The cottage industry of ‘experts’ predicting the inevitable demise of Russia for years is ignoring the hard evidence of progress such as the infrastructure projects that the West is unable or unwilling to undertake itself.
The late US Senator John McCain once famously snarled that Russia is “a gas station masquerading as a country.” British scholar Robert Service – a biographer of Lenin, Stalin, and Trotsky – seems to echo that sentiment in his latest work, ‘Kremlin Winter’, published last month and receiving fawning reviews in mainstream Western outlets such as the Financial Times.
Judging by the reviews, Service’s book is little more than a journey through well-worn cliches about Russia popular among the experts in ‘Thinktankistan’, the league of doomsayers who have been predicting ‘Russia without Putin’ for as long as he’s been in power. He describes the Russian economy as being roughly the same size as that of the Netherlands, dependent on oil and gas exports, and not manufacturing much.
One could counter that the Russian economy is actually twice that size, or offer reams of data on its ongoing diversification.
Problematic trends such as alcoholism, violent crime, and demographic collapse have largely been halted or reversed since the 1990s, when they emerged as a side effect of predatory privatization – pushed and praised by the very think tanks lamenting Putin for 20 years now.
In the view of Western experts, President Vladimir Putin is the one keeping Russia down while funneling money into the military. Except that he’s not, slashing the military budget in 2018 to focus more on infrastructure. Meanwhile, the Russian military has not been any less effective – the success of its Syrian expedition is one obvious example, especially contrasted to the expensive but ineffective US interventions.
Winter is commonly associated with gloom in the West (e.g. Shakespeare’s “winter of our discontent”), but the season simply does not have the same gloomy connotation in Russia. Instead, General Frost is remembered fondly as the ally against Napoleon and Hitler.
While the calendar winter is coming, it’s a metaphorical springtime for Russia in terms of construction. While public transportation and infrastructure in the UK and the US have fallen into disrepair under the austerity policies of the past decade, Moscow has embarked on an ambitious plan to expand underground and light rail. Over the past decade, the Russian capital has built over 120 kilometers of metro rails and 64 stations (as of mid-2018), in the most ambitious expansion program in the Moscow Metro’s 80-year history. It might even be the most ambitious in the world, far as anyone can tell.

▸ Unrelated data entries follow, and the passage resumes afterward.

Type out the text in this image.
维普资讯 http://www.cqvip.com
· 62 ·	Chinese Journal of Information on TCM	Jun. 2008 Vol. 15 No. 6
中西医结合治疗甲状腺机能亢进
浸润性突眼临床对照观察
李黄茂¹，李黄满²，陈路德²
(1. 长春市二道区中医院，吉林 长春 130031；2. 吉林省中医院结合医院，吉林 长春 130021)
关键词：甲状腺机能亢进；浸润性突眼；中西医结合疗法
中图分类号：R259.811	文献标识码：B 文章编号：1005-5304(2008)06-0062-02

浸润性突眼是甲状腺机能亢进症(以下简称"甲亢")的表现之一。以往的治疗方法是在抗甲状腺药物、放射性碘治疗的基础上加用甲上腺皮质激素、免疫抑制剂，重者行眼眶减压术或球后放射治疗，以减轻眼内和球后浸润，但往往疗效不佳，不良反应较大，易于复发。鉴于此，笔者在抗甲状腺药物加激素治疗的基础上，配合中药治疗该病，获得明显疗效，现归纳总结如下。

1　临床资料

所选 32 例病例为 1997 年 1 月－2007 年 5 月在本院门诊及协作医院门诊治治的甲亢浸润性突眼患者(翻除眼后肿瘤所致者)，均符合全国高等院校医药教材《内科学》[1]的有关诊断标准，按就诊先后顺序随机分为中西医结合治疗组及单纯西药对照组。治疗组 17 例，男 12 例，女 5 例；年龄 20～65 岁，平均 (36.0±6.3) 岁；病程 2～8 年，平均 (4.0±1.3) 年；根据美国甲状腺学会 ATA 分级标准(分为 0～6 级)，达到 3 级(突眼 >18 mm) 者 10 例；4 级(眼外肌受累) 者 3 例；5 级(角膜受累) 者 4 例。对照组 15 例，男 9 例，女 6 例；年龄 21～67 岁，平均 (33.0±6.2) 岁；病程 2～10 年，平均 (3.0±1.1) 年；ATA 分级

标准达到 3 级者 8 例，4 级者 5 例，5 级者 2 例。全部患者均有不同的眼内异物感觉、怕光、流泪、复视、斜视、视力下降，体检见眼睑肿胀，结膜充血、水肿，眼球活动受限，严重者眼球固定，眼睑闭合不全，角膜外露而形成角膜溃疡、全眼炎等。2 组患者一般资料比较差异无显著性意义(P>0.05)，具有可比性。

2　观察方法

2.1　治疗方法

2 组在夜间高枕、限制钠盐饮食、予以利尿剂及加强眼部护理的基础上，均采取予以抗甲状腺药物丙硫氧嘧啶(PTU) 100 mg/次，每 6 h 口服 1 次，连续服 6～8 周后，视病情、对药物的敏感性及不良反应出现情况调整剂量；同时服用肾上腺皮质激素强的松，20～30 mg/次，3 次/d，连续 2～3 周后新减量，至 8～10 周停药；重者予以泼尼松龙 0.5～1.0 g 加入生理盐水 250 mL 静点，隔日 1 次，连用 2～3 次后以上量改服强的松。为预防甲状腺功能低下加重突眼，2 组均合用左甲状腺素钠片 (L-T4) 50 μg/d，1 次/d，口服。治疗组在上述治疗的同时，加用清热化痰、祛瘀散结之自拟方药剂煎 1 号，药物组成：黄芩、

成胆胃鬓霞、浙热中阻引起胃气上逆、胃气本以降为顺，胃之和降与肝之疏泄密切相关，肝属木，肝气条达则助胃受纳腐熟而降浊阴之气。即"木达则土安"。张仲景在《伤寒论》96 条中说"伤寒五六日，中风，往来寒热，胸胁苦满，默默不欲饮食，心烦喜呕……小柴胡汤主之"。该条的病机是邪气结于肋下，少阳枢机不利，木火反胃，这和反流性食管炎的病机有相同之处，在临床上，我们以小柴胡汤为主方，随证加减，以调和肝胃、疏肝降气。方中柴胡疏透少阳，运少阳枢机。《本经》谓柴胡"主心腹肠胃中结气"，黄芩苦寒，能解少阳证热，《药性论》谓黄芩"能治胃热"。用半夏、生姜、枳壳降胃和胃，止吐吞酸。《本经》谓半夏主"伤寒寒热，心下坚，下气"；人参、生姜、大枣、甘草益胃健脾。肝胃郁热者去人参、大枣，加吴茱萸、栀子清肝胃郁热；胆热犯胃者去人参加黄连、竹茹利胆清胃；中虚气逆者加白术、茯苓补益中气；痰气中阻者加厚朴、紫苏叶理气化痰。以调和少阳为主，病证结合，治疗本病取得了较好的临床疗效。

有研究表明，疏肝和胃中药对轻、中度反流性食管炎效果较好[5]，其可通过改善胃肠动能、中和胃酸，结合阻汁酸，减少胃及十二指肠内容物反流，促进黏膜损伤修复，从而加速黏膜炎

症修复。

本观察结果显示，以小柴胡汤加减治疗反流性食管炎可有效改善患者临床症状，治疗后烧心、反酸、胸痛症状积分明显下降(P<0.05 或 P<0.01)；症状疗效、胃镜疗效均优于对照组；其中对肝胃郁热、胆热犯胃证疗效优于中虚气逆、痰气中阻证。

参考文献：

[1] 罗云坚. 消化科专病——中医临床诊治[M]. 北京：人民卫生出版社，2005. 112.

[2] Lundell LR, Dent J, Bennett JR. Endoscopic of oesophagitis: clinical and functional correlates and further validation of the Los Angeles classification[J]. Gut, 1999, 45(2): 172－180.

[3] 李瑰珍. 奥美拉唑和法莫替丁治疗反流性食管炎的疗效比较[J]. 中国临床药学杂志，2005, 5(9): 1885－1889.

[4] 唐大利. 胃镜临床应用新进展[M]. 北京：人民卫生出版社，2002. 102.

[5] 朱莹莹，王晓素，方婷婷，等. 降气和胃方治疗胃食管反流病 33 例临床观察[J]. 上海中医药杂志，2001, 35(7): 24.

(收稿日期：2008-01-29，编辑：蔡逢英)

The Moscow Metro is just the beginning, too. Once the last stretch of the federal highway M11 is completed by the end of 2019, any Muscovite will be able to drive the 684 kilometers to St. Petersburg to marvel at the Lakhta Center. That 462-meter, 87-story skyscraper will be the tallest building in both Russia and Europe once it is completed in 2020.
Good news isn’t limited to Moscow or St. Petersburg, either. Crimea was connected to the Russian mainland by a 19-kilometer highway bridge in 2018, which is now open to both cars and trucks. With the completion of the parallel railway bridge, passenger train service is scheduled to start in early December, with freight trains following suit in the spring. This will be a major step in further integrating with the rest of Russia the peninsula that seceded from Ukraine in 2014.
The US and its European allies cited the accession of Crimea as a pretext to impose trade sanctions on Russia, hoping they would “isolate” Moscow and break its economy. Those hopes have been repeatedly dashed, however, as the sanctions spurred the growth of domestic industry and agriculture.
It also spurred Russia to sign a major gas deal with Beijing in 2014, and launch the construction of the ‘Power of Siberia’ pipeline in the Far East. The 2,000-kilometer pipeline will connect the gas fields of Yakutia with the Primorye region and China when it opens in early December, weeks ahead of schedule.
Two other gas pipelines – ‘TurkStream’ under the Black Sea and ‘Nord Stream 2’ under the Baltic Sea – are also on track for completion by the end of 2019. Once operational, they will provide Moscow with reliable avenues of supplying Europe with natural gas, free of potential obstruction by hostile governments – as was the case with Ukraine in 2009, for example.
Kremlinologists sitting in their ivory towers in the West dismiss all this observable evidence of progress and strength as mere “surface gloss of prosperity,” insisting instead on finding some “underlying weakness” at the heart of Russia. Yet the past two decades have proven them wrong, time and again.
One is almost tempted to conclude that residents of Thinktankistan are projecting all the economic and political troubles of their own countries onto Russia, much like the proverbial scapegoat. The proof that they’re wrong is in the pudding – or the roads, as the case may be.